Когда же Камилов пытался интересоваться "результатами розысков", ему спокойно отвечали, что идут поиски указаний по этому поводу в священных книгах Лаоцзы или что возникла необходимость свериться со старинными текстами времен Нор Хачжоу. А чтобы успокоить воинственно настроенного русского генерала, принц Тон каждый ответ подкреплял доказательствами своего внимания, как-то: карамелью с начинкой или почками бамбука в сиропе…
И вот пока генерал усердно пытался помочь мне разыскать семейство Ти Шинфу, я (как выразился один японский поэт) ткал золото и шелк своих досугов у ножек генеральши.
В саду под кленами стояла беседка, носившая чисто китайское название - "Скромный приют отдохновения", рядом с ней под безыскусным мостиком розового цвета журчал ручей. Сделанные из бамбукового плетения стены беседки были обиты светло-коричневым шелком, а потому проходивший сквозь них солнечный свет становился необычным, бледно-опаловым. Посередине беседки стоял мягкий диван, обитый белым шелком, - поэтичнее сказать, шелком цвета утренних туманов, - влекший к себе, точно брачное ложе. По обе стороны от него красовались в прозрачных вазах эпохи Йен аристократические красные японские лилии. Тонкие нанкинские циновки устилали пол, а возле узорчатого окна на грациозной подставке из сандалового дерева лежал веер, сделанный из хрустальных пластинок, издававших при легком дуновении ветерка томно-нежные звуки.
Августовские утра в Пекине очень мягкие: в воздухе уже чувствуется осеннее очарование. Утренние часы советник Мерисков и все представители миссии проводят, как правило, в канцелярии: готовят дипломатическую почту для Санкт-Петербурга.

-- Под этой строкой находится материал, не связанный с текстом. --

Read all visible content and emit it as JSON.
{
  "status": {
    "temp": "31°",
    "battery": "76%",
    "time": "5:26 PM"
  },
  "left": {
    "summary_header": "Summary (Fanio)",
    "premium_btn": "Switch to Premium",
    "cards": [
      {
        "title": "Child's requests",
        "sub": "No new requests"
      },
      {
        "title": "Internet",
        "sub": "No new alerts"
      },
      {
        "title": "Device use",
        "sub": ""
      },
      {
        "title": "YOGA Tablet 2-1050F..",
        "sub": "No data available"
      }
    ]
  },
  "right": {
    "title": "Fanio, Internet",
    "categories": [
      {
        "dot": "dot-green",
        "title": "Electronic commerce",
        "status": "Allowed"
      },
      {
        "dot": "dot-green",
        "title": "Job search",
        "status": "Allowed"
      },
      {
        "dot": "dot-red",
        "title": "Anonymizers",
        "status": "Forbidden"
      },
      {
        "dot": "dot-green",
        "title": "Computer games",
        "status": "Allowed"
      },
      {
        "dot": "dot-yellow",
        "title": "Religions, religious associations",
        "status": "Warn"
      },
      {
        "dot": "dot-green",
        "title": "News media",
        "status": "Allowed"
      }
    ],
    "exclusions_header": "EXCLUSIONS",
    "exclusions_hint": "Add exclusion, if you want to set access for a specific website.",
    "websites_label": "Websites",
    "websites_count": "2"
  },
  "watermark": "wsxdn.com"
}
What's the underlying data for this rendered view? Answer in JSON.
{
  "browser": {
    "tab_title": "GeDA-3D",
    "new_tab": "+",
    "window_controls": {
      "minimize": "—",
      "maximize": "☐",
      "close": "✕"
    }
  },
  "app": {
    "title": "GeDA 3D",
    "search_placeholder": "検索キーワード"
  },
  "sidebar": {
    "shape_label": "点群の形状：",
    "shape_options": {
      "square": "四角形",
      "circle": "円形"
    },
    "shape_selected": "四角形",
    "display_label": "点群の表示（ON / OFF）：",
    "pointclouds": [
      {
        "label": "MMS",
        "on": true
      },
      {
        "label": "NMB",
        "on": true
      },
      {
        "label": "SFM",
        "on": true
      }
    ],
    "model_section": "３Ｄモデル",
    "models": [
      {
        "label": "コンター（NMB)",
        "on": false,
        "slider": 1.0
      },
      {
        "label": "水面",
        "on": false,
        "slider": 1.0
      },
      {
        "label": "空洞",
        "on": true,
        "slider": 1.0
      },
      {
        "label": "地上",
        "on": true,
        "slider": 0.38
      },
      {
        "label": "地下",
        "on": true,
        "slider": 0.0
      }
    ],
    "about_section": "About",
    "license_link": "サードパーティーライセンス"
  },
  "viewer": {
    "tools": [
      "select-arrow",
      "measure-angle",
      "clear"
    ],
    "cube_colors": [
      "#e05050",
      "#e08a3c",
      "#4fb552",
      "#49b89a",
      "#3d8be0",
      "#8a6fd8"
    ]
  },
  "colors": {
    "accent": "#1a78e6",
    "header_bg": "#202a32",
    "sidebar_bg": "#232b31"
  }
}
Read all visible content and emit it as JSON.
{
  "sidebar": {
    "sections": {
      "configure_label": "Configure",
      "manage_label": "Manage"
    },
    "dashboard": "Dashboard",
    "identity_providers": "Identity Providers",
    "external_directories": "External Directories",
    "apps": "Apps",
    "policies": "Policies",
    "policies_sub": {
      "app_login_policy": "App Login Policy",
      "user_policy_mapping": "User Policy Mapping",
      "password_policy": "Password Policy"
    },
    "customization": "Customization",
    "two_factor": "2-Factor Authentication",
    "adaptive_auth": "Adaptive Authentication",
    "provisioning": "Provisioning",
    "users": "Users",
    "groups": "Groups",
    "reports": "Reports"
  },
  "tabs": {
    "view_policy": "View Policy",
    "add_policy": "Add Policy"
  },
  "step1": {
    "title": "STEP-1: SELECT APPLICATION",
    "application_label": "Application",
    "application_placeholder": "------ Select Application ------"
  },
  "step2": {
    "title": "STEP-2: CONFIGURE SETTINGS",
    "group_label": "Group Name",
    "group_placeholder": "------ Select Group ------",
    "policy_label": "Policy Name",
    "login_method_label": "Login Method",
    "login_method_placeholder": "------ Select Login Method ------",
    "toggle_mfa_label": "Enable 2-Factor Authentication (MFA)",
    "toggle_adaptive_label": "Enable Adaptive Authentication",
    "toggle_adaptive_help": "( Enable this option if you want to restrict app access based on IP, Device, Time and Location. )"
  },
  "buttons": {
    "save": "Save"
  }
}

Я же с веером в руке и в шелковых туфлях, легко ступая по посыпанным песком дорожкам сада, иду к "Скромному приюту отдохновения" и, приоткрыв дверь, зову:
- Мими?
И слышу в ответ нежный, как поцелуй, голос генеральши:
- All right…
Как же ей шел наряд китайской дамы! В пышно взбитых волосах белели цветы персика, а нарисованные нанкинской краской брови были особенно яркими и четкими. Расшитая тонким золотым сутажом газовая кофточка облегала ее упругую маленькую грудь, широкие пышные штаны из фуляра телесного цвета доходили до тонких щиколоток, как у красавиц гарема, а туфельки ее были так малы, что в них едва помещались три пальца моей руки.
Звали ее Владимира; родом она была из Нижнего Новгорода, воспитывала ее старая тетка, большая поклонница Руссо и Фобласа, которая носила высокий напудренный парик и походила на грубую казацкую литографию изысканной версальской дамы.